The standard assumption is that if I firm is earning an extraordinary level of profits, that will draw new entrants to compete with it and the profit margins will decline. But for years now Apple has been able to maintain extremely high margins in its various businesses and consequently it sits upon a giant and growing horde of cash:
Fortune‘s Andy Zaky argues that when you keep this in mind that means that Apple’s share prices reflect an irrationally low estimate of its “enterprise value.” An alternative interpretation is that they reflect a market assumption that this cash will eventually be wasted.
Microsoft, for example, seems to have decided that the best thing to do with its hugely profitable OS and Office businesses is lose stupendous sums of money trying to compete with Google via a stunningly profit-negative Online Services division:
Karl Smith calls this “burning the corporate commons” and it’s a big impact on our economy. Not that firms never successfully launch new product lines. Microsoft’s Online Services Division may lose tons of money, but the XBox is a successful product, and obviously Apple’s decision to reinvest iPod profits into iPhone and then iPad development has paid off well. But firms that reinvest profits in smart ways only end up with what Apple has—an even bigger wad of cash to eventually waste.
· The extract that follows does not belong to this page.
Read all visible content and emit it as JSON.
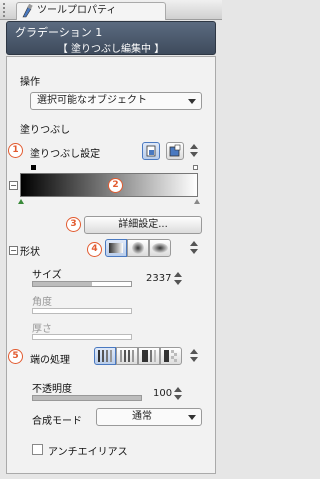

I don’t really think the impulse to burn the commons can be eradicated in a sustainable way. The fact that you need to be irrationally overconfident in your own business acumen to become a top executive at a major firm is only slightly paradoxical. But social norms around the wastage seem to change over time. Back in the proverbial day AT&T and IBM wasted a lot of money on funding basic scientific research, while today’s firms seem to prefer to waste money by entering new product markets.